The story does not end there, however. Charges were brought against several individuals seen as responsible for freeing the prisoner in contradition of federal law, abolitionist Sherman Booth being one of them. They were convicted and faced fines and jail sentences. These cases made their way to the Wisconsin Supreme Court where the State’s High Court reversed their sentences. In effect, a political and ideological battle raged about the morality of slavery and the relative authority between the federal and state governments. Obviously, this is an abridged version of far more complicated events and legal arguments. But I do love one quote from the Wisconsin decision.

“In Virginia he [Glover] may be, indeed, a chattel; but in Wisconsin he is a MAN … the laws of Wisconsin regard him as a person here …”

Perhaps in response to the Glover issue, which garnered national attention, a group of two dozen or so mostly dissafected Whigs gathered in a school house in Ripon Wisconsin. Among their most pressing concerns was the scourge of slavery and that it might be extended into the West. They also feared that northern states might be forced to assist southerners in the perpetuation of this monstrous institution. So, they created a new party … the Republican Party. In several short years, they elected Abrahan Lincoln to the White House and the rest is history [Another note: Today’s Republican Party bears no resemblence to the liberal party that emerged in the mid 1850s].

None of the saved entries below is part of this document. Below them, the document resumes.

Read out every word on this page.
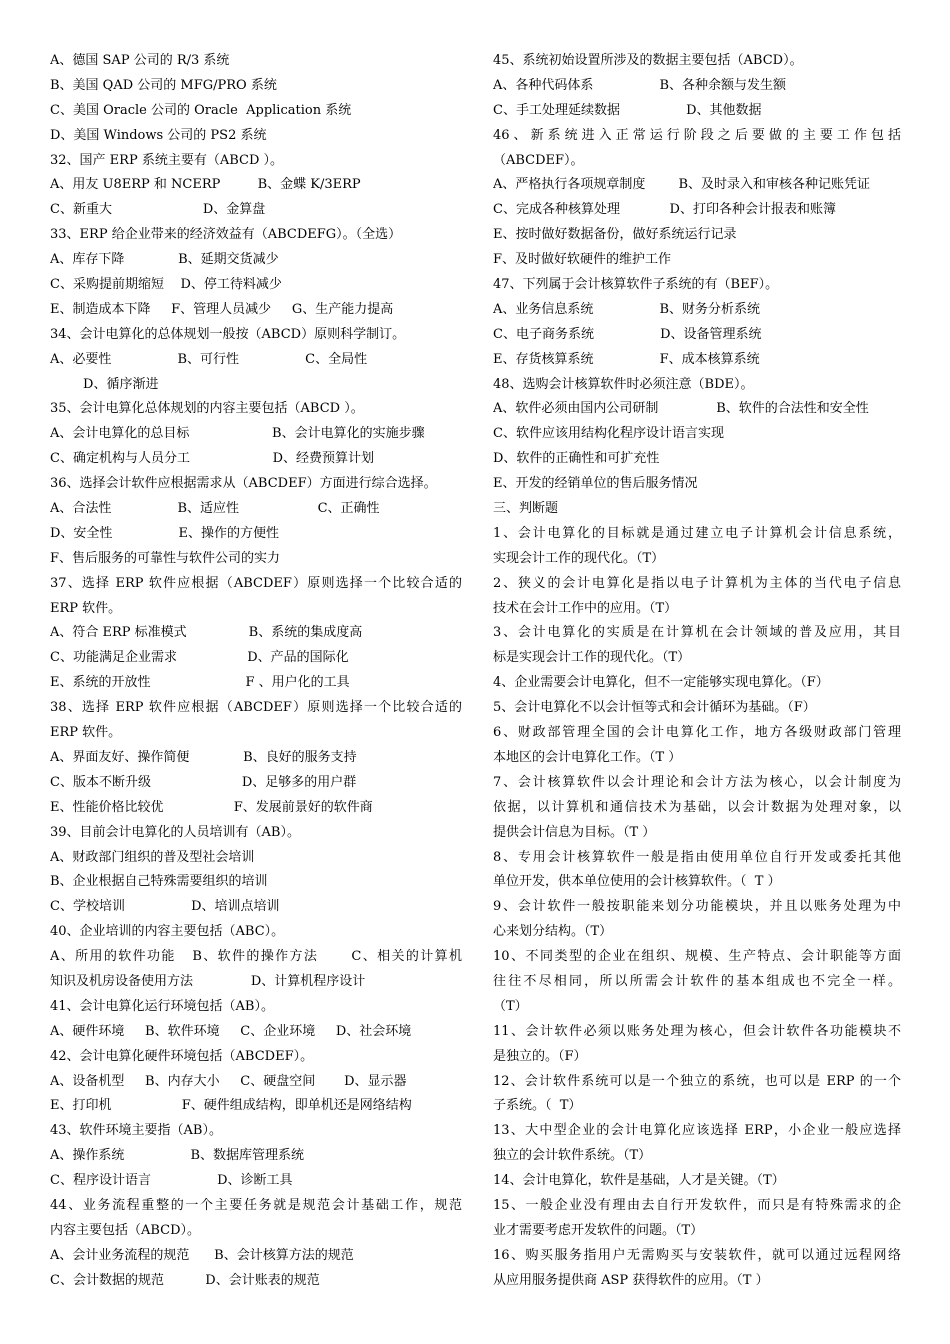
A、德国 SAP 公司的 R/3 系统
B、美国 QAD 公司的 MFG/PRO 系统
C、美国 Oracle 公司的 Oracle  Application 系统
D、美国 Windows 公司的 PS2 系统
32、国产 ERP 系统主要有（ABCD ）。
A、用友 U8ERP 和 NCERP         B、金蝶 K/3ERP
C、新重大                      D、金算盘
33、ERP 给企业带来的经济效益有（ABCDEFG）。（全选）
A、库存下降             B、延期交货减少
C、采购提前期缩短    D、停工待料减少
E、制造成本下降     F、管理人员减少     G、生产能力提高
34、会计电算化的总体规划一般按（ABCD）原则科学制订。
A、必要性                B、可行性                C、全局性
D、循序渐进
35、会计电算化总体规划的内容主要包括（ABCD ）。
A、会计电算化的总目标                    B、会计电算化的实施步骤
C、确定机构与人员分工                    D、经费预算计划
36、选择会计软件应根据需求从（ABCDEF）方面进行综合选择。
A、合法性                B、适应性                   C、正确性
D、安全性                E、操作的方便性
F、售后服务的可靠性与软件公司的实力
37、选择 ERP 软件应根据（ABCDEF）原则选择一个比较合适的
ERP 软件。
A、符合 ERP 标准模式               B、系统的集成度高
C、功能满足企业需求                 D、产品的国际化
E、系统的开放性                       F 、用户化的工具
38、选择 ERP 软件应根据（ABCDEF）原则选择一个比较合适的
ERP 软件。
A、界面友好、操作简便             B、良好的服务支持
C、版本不断升级                      D、足够多的用户群
E、性能价格比较优                 F、发展前景好的软件商
39、目前会计电算化的人员培训有（AB）。
A、财政部门组织的普及型社会培训
B、企业根据自己特殊需要组织的培训
C、学校培训                D、培训点培训
40、企业培训的内容主要包括（ABC）。
A、所用的软件功能   B、软件的操作方法      C、相关的计算机
知识及机房设备使用方法              D、计算机程序设计
41、会计电算化运行环境包括（AB）。
A、硬件环境     B、软件环境     C、企业环境     D、社会环境
42、会计电算化硬件环境包括（ABCDEF）。
A、设备机型     B、内存大小     C、硬盘空间       D、显示器
E、打印机                 F、硬件组成结构，即单机还是网络结构
43、软件环境主要指（AB）。
A、操作系统                B、数据库管理系统
C、程序设计语言                D、诊断工具
44、业务流程重整的一个主要任务就是规范会计基础工作，规范
内容主要包括（ABCD）。
A、会计业务流程的规范      B、会计核算方法的规范
C、会计数据的规范          D、会计账表的规范
45、系统初始设置所涉及的数据主要包括（ABCD）。
A、各种代码体系                B、各种余额与发生额
C、手工处理延续数据                D、其他数据
46、新系统进入正常运行阶段之后要做的主要工作包括
（ABCDEF）。
A、严格执行各项规章制度        B、及时录入和审核各种记账凭证
C、完成各种核算处理            D、打印各种会计报表和账簿
E、按时做好数据备份，做好系统运行记录
F、及时做好软硬件的维护工作
47、下列属于会计核算软件子系统的有（BEF）。
A、业务信息系统                B、财务分析系统
C、电子商务系统                D、设备管理系统
E、存货核算系统                F、成本核算系统
48、选购会计核算软件时必须注意（BDE）。
A、软件必须由国内公司研制              B、软件的合法性和安全性
C、软件应该用结构化程序设计语言实现
D、软件的正确性和可扩充性
E、开发的经销单位的售后服务情况
三、判断题
1、会计电算化的目标就是通过建立电子计算机会计信息系统，
实现会计工作的现代化。（T）
2、狭义的会计电算化是指以电子计算机为主体的当代电子信息
技术在会计工作中的应用。（T）
3、会计电算化的实质是在计算机在会计领域的普及应用，其目
标是实现会计工作的现代化。（T）
4、企业需要会计电算化，但不一定能够实现电算化。（F）
5、会计电算化不以会计恒等式和会计循环为基础。（F）
6、财政部管理全国的会计电算化工作，地方各级财政部门管理
本地区的会计电算化工作。（T ）
7、会计核算软件以会计理论和会计方法为核心，以会计制度为
依据，以计算机和通信技术为基础，以会计数据为处理对象，以
提供会计信息为目标。（T ）
8、专用会计核算软件一般是指由使用单位自行开发或委托其他
单位开发，供本单位使用的会计核算软件。（  T ）
9、会计软件一般按职能来划分功能模块，并且以账务处理为中
心来划分结构。（T）
10、不同类型的企业在组织、规模、生产特点、会计职能等方面
往往不尽相同，所以所需会计软件的基本组成也不完全一样。
（T）
11、会计软件必须以账务处理为核心，但会计软件各功能模块不
是独立的。（F）
12、会计软件系统可以是一个独立的系统，也可以是 ERP 的一个
子系统。（  T）
13、大中型企业的会计电算化应该选择 ERP，小企业一般应选择
独立的会计软件系统。（T）
14、会计电算化，软件是基础，人才是关键。（T）
15、一般企业没有理由去自行开发软件，而只是有特殊需求的企
业才需要考虑开发软件的问题。（T）
16、购买服务指用户无需购买与安装软件，就可以通过远程网络
从应用服务提供商 ASP 获得软件的应用。（T ）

What we see in the Judiciary is merely one reflection in the national rupture tearing apart the country. We saw it in the 1850s as well. The end result was a tragic Civil War. How will our cultural and judicial unrest end? I wish my spouse, a former official of the Wisconsin Supreme Court, were still around to chat with about such issues. She could at least tell me what I got wrong. She was good at that.]


One response to “The Old Days … when we respected the law and justices.”

  1. The most appalling part on the Judge Kacsmaryk from Texas outlawing Mifepristone is that he doesn’t know shit about science, yet he can still make that ruling!